What programming language to use for microcontrollers - drallison

What programming language would you use for a microcontroller with very limited processor and memory resources.  Would you write in assembler?  in FORTH? or what?  What microcontroller would you use?
======
dkersten
Depends on the microcontroller and the task. Most microcotnrollers these days
support C, so unless there is a specific requirement that cannot be solved in
C (for example, if it is not fast or small enough), then assembly.

If the microcontroller does not have a C compiler or has other high level
languages, then obviously you would want to evaluate them to see what the best
option is for your project. The same goes for the decision of which
microcontroller to use. It depends on what you need: unit cost, performance,
power consumption, available development
tools/compilers/languages/documentation, available I/O pines etc etc.

As for what microcontroller I'd use - if I wanted to do somehting simple as
inexpensively as possible and don't require high performance or many I/O pins,
I would use a PIC [1] microcontroller, as they are well known (therefore are
reliable, have tools and documentation), extremely cheap and low power.

If I need something more powerful, need more I/O pins, need 32bit integer
support (or generally can deal witht he fact that they cost maybe 15x the
amount of a PIC), I would use a Parallax Propeller [2] microcontroller.

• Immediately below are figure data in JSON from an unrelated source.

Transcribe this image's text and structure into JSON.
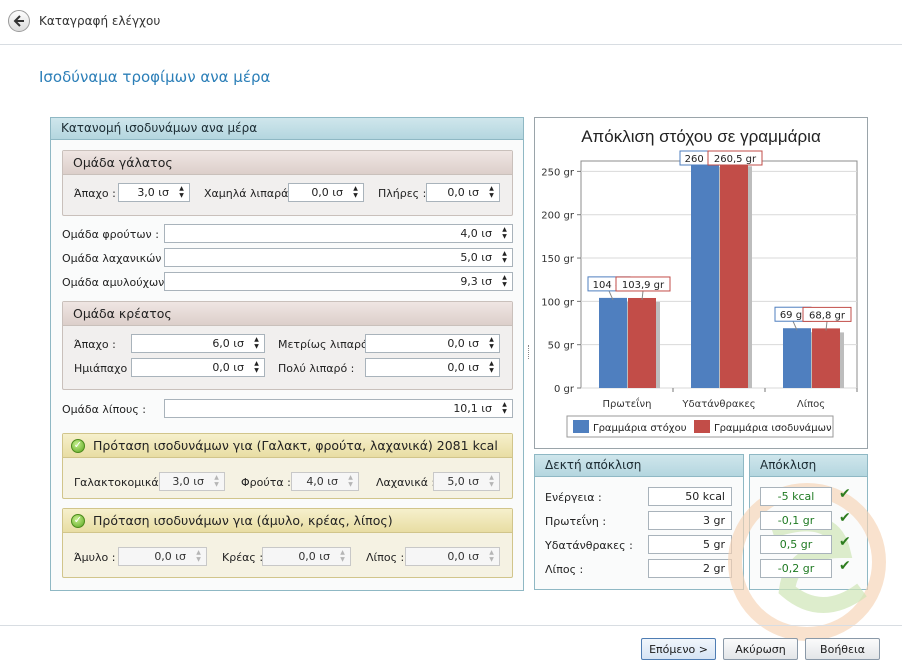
{
  "header": {
    "title": "Καταγραφή ελέγχου",
    "subtitle": "Ισοδύναμα τροφίμων ανα μέρα"
  },
  "left_panel": {
    "title": "Κατανομή ισοδυνάμων ανα μέρα",
    "milk_group": {
      "title": "Ομάδα γάλατος",
      "fields": [
        {
          "label": "Άπαχο :",
          "value": "3,0 ισ"
        },
        {
          "label": "Χαμηλά λιπαρά :",
          "value": "0,0 ισ"
        },
        {
          "label": "Πλήρες :",
          "value": "0,0 ισ"
        }
      ]
    },
    "fruits": {
      "label": "Ομάδα φρούτων :",
      "value": "4,0 ισ"
    },
    "vegetables": {
      "label": "Ομάδα λαχανικών :",
      "value": "5,0 ισ"
    },
    "starches": {
      "label": "Ομάδα αμυλούχων :",
      "value": "9,3 ισ"
    },
    "meat_group": {
      "title": "Ομάδα κρέατος",
      "fields": [
        {
          "label": "Άπαχο :",
          "value": "6,0 ισ"
        },
        {
          "label": "Μετρίως λιπαρό :",
          "value": "0,0 ισ"
        },
        {
          "label": "Ημιάπαχο :",
          "value": "0,0 ισ"
        },
        {
          "label": "Πολύ λιπαρό :",
          "value": "0,0 ισ"
        }
      ]
    },
    "fats": {
      "label": "Ομάδα λίπους :",
      "value": "10,1 ισ"
    },
    "suggest1": {
      "title": "Πρόταση ισοδυνάμων για (Γαλακτ, φρούτα, λαχανικά)  2081 kcal",
      "fields": [
        {
          "label": "Γαλακτοκομικά :",
          "value": "3,0 ισ"
        },
        {
          "label": "Φρούτα :",
          "value": "4,0 ισ"
        },
        {
          "label": "Λαχανικά :",
          "value": "5,0 ισ"
        }
      ]
    },
    "suggest2": {
      "title": "Πρόταση ισοδυνάμων για (άμυλο, κρέας, λίπος)",
      "fields": [
        {
          "label": "Άμυλο :",
          "value": "0,0 ισ"
        },
        {
          "label": "Κρέας :",
          "value": "0,0 ισ"
        },
        {
          "label": "Λίπος :",
          "value": "0,0 ισ"
        }
      ]
    }
  },
  "acceptable": {
    "title": "Δεκτή απόκλιση",
    "rows": [
      {
        "label": "Ενέργεια :",
        "value": "50 kcal"
      },
      {
        "label": "Πρωτεΐνη :",
        "value": "3 gr"
      },
      {
        "label": "Υδατάνθρακες :",
        "value": "5 gr"
      },
      {
        "label": "Λίπος :",
        "value": "2 gr"
      }
    ]
  },
  "deviation": {
    "title": "Απόκλιση",
    "values": [
      "-5 kcal",
      "-0,1 gr",
      "0,5 gr",
      "-0,2 gr"
    ]
  },
  "buttons": {
    "next": "Επόμενο >",
    "cancel": "Ακύρωση",
    "help": "Βοήθεια"
  },
  "colors": {
    "target": "#4f7fbf",
    "equivalents": "#c24d48",
    "accent": "#2c7fb8"
  },
  "chart_data": {
    "type": "bar",
    "title": "Απόκλιση στόχου σε γραμμάρια",
    "categories": [
      "Πρωτεΐνη",
      "Υδατάνθρακες",
      "Λίπος"
    ],
    "series": [
      {
        "name": "Γραμμάρια στόχου",
        "values": [
          104,
          260,
          69
        ],
        "labels": [
          "104 gr",
          "260 gr",
          "69 gr"
        ]
      },
      {
        "name": "Γραμμάρια ισοδυνάμων",
        "values": [
          103.9,
          260.5,
          68.8
        ],
        "labels": [
          "103,9 gr",
          "260,5 gr",
          "68,8 gr"
        ]
      }
    ],
    "yticks": [
      "0 gr",
      "50 gr",
      "100 gr",
      "150 gr",
      "200 gr",
      "250 gr"
    ],
    "ylim": [
      0,
      262
    ],
    "grid": true,
    "legend": "bottom"
  }
}
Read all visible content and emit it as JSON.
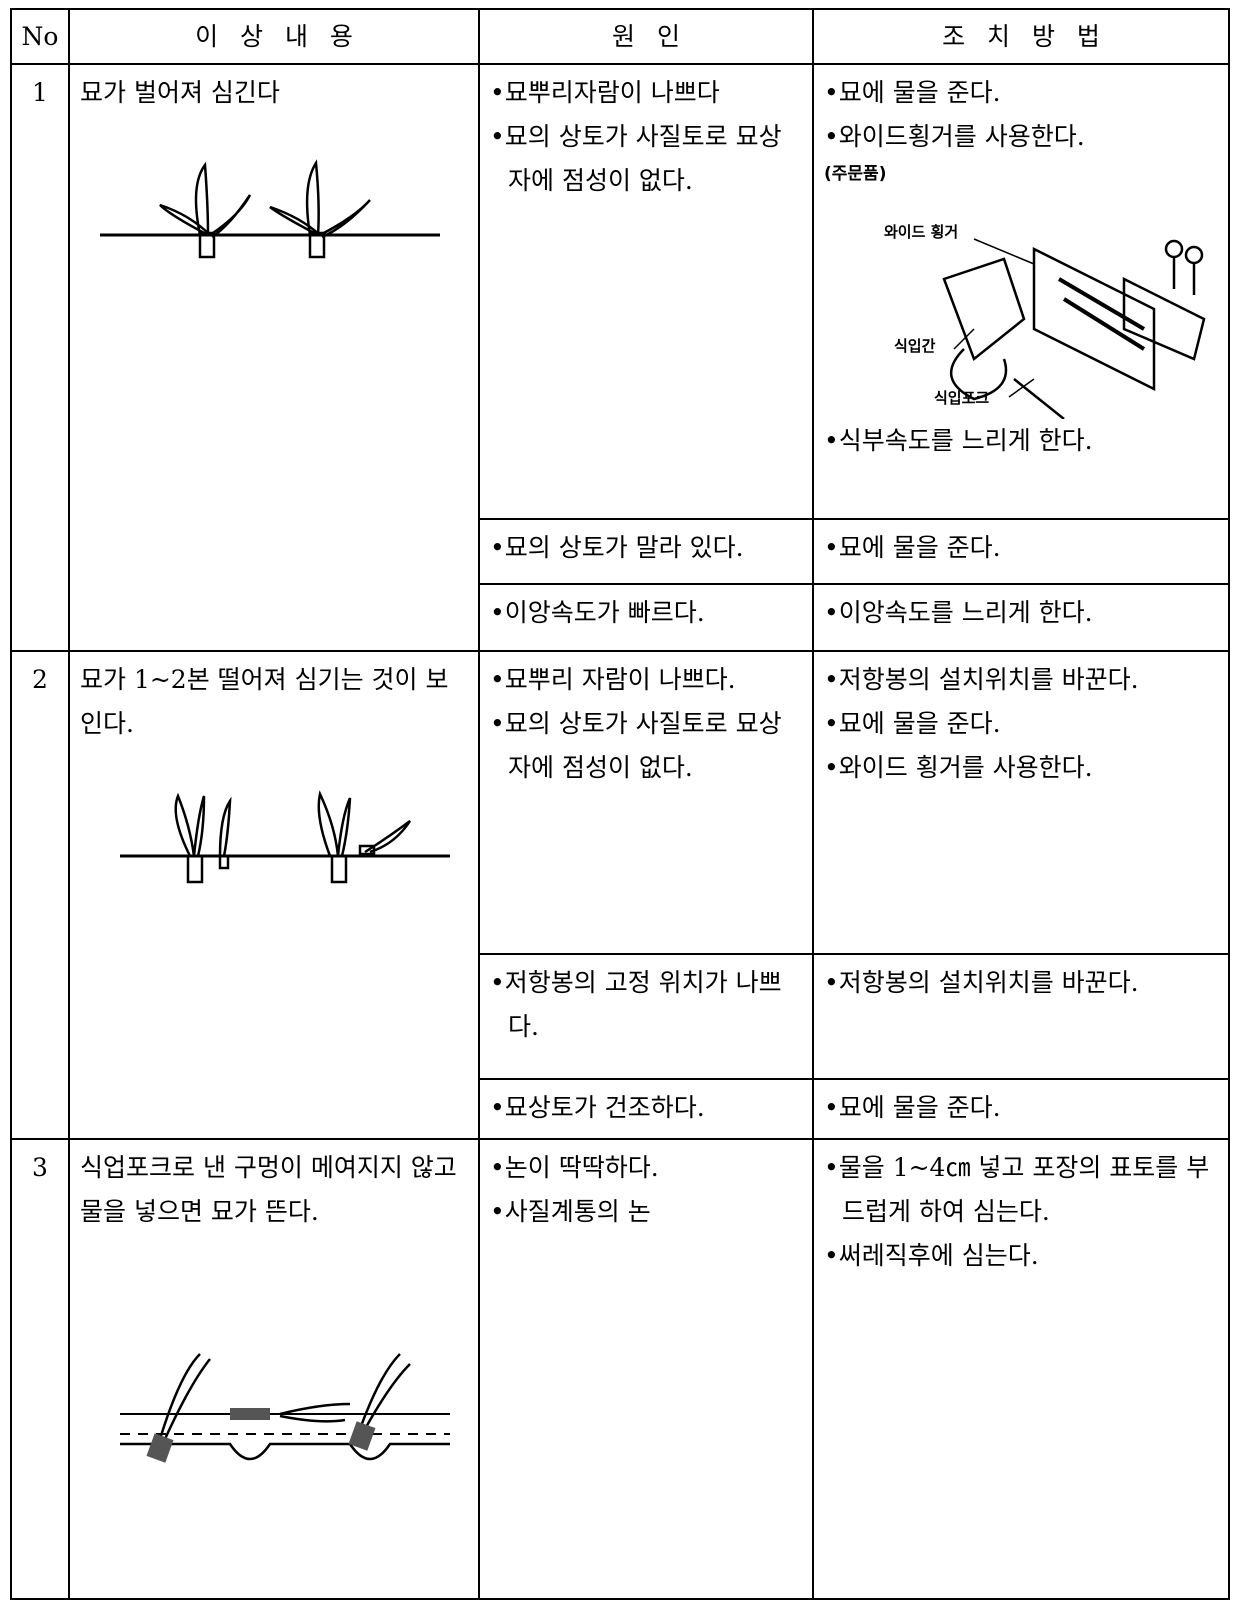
{
  "table": {
    "header": [
      "No",
      "이 상 내 용",
      "원 인",
      "조 치 방 법"
    ],
    "rows": [
      {
        "no": "1",
        "problem": "묘가 벌어져 심긴다",
        "causes": [
          {
            "cause": [
              "•묘뿌리자람이 나쁘다",
              "•묘의 상토가 사질토로 묘상자에 점성이 없다."
            ],
            "remedy": [
              "•묘에 물을 준다.",
              "•와이드횡거를 사용한다."
            ],
            "figure": {
              "note": "(주문품)",
              "labels": [
                "와이드 횡거",
                "식입간",
                "식입포크"
              ]
            },
            "remedy_after": [
              "•식부속도를 느리게 한다."
            ]
          },
          {
            "cause": [
              "•묘의 상토가 말라 있다."
            ],
            "remedy": [
              "•묘에 물을 준다."
            ]
          },
          {
            "cause": [
              "•이앙속도가 빠르다."
            ],
            "remedy": [
              "•이앙속도를 느리게 한다."
            ]
          }
        ]
      },
      {
        "no": "2",
        "problem": "묘가 1~2본 떨어져 심기는 것이 보인다.",
        "causes": [
          {
            "cause": [
              "•묘뿌리 자람이 나쁘다.",
              "•묘의 상토가 사질토로 묘상자에 점성이 없다."
            ],
            "remedy": [
              "•저항봉의 설치위치를 바꾼다.",
              "•묘에 물을 준다.",
              "•와이드 횡거를 사용한다."
            ]
          },
          {
            "cause": [
              "•저항봉의 고정 위치가 나쁘다."
            ],
            "remedy": [
              "•저항봉의 설치위치를 바꾼다."
            ]
          },
          {
            "cause": [
              "•묘상토가 건조하다."
            ],
            "remedy": [
              "•묘에 물을 준다."
            ]
          }
        ]
      },
      {
        "no": "3",
        "problem": "식업포크로 낸 구멍이 메여지지 않고 물을 넣으면 묘가 뜬다.",
        "causes": [
          {
            "cause": [
              "•논이 딱딱하다.",
              "•사질계통의 논"
            ],
            "remedy": [
              "•물을 1~4㎝ 넣고 포장의 표토를 부드럽게 하여 심는다.",
              "•써레직후에 심는다."
            ]
          }
        ]
      }
    ]
  }
}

Its a
great architecture, is easy to program (in its own interpreted high level
language, Spin, in assembly, in C and in Forth - possibly other languages too
now), has good documentation, sample code and an active community and is quite
powerful. Its funky 8 core interrupt-free architecture is interesting too.

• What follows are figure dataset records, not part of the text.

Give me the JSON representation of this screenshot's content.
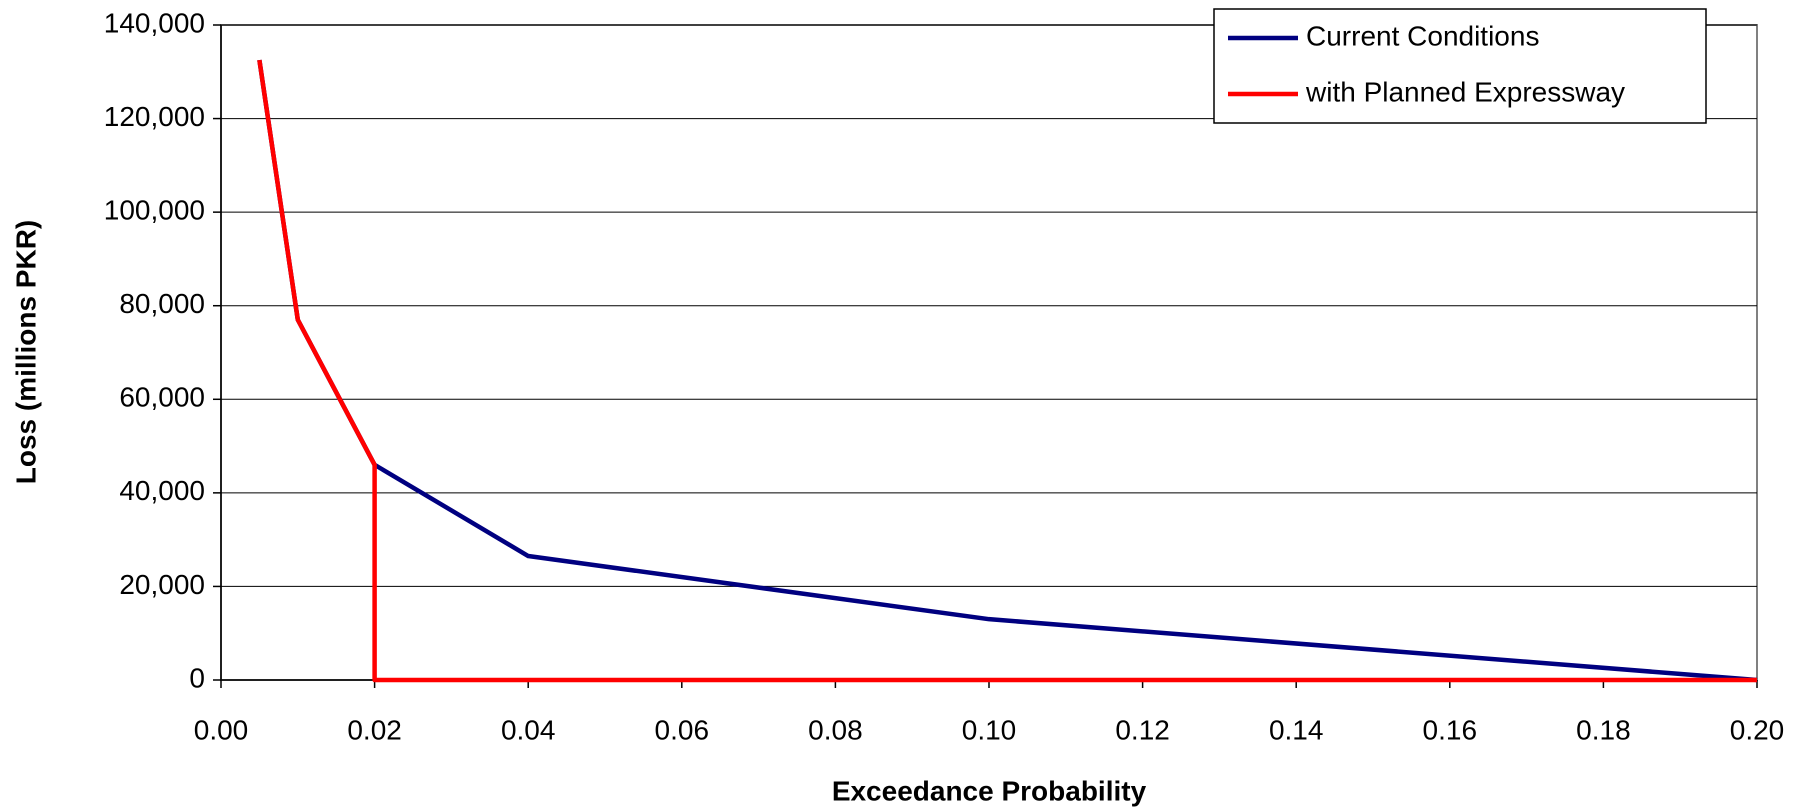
{
  "chart_data": {
    "type": "line",
    "xlabel": "Exceedance Probability",
    "ylabel": "Loss (millions PKR)",
    "series": [
      {
        "name": "Current Conditions",
        "color": "#000080",
        "x": [
          0.005,
          0.01,
          0.02,
          0.04,
          0.1,
          0.2
        ],
        "values": [
          132500,
          77000,
          46000,
          26500,
          13000,
          0
        ]
      },
      {
        "name": "with Planned Expressway",
        "color": "#ff0000",
        "x": [
          0.005,
          0.01,
          0.02,
          0.02,
          0.2
        ],
        "values": [
          132500,
          77000,
          46000,
          0,
          0
        ]
      }
    ],
    "xlim": [
      0,
      0.2
    ],
    "xticks": [
      {
        "value": 0,
        "label": "0.00"
      },
      {
        "value": 0.02,
        "label": "0.02"
      },
      {
        "value": 0.04,
        "label": "0.04"
      },
      {
        "value": 0.06,
        "label": "0.06"
      },
      {
        "value": 0.08,
        "label": "0.08"
      },
      {
        "value": 0.1,
        "label": "0.10"
      },
      {
        "value": 0.12,
        "label": "0.12"
      },
      {
        "value": 0.14,
        "label": "0.14"
      },
      {
        "value": 0.16,
        "label": "0.16"
      },
      {
        "value": 0.18,
        "label": "0.18"
      },
      {
        "value": 0.2,
        "label": "0.20"
      }
    ],
    "ylim": [
      0,
      140000
    ],
    "yticks": [
      0,
      {
        "value": 20000,
        "label": "20,000"
      },
      {
        "value": 40000,
        "label": "40,000"
      },
      {
        "value": 60000,
        "label": "60,000"
      },
      {
        "value": 80000,
        "label": "80,000"
      },
      {
        "value": 100000,
        "label": "100,000"
      },
      {
        "value": 120000,
        "label": "120,000"
      },
      {
        "value": 140000,
        "label": "140,000"
      }
    ],
    "grid": true,
    "legend": "top-right"
  }
}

If I needed something even more powerful than a microcontroller, I'd use an
ARM Cortex A8 [3] based processor.

If you need support for peripherals or otherwise want a more complete package
than a microcontroller or processor, I'd use either a Propeller-based
Chameleon [4] or a Cortex A8 based BeagleBoard [5].

[1] PIC - <http://en.wikipedia.org/wiki/PIC_microcontroller>

[2] Parallax Propeller - <http://www.parallax.com/propeller/>

[3] ARM Cortex A8 -
[http://www.arm.com/products/processors/cortex-a/cortex-a8.ph...](http://www.arm.com/products/processors/cortex-a/cortex-a8.php)

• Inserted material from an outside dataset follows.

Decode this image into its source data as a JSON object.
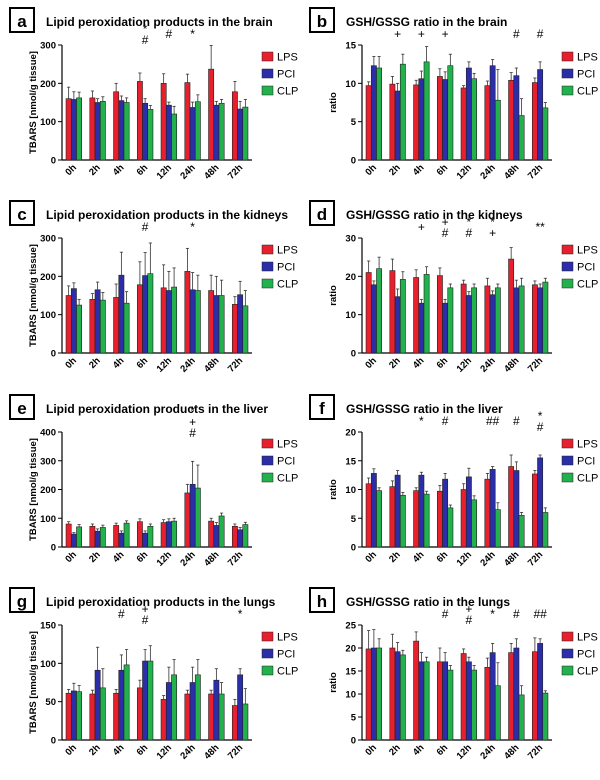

[4] Chameleon - two models, 16bit PIC & Propeller:
<http://www.xgamestation.com/view_product.php?id=52> and 8bit AVR & Propeller:
<http://www.xgamestation.com/view_product.php?id=51>

[5] BeagleBoard - <http://beagleboard.org/>

------
Chico
Hi,

A while ago I bought 'Arduino' and 'PIC', they both provided a microcontroller
and the cord that goes from your PC to the microcontroller so you can update
the code in the chip etc. I tinkered a little bit with Arduino and you can
build quite a few little well working things such as robots.

So, I would use Arduino. The coding part is a lot like C, which is good even
for a MC with limited memory resources and processor.

I'm still a beginner in that area though.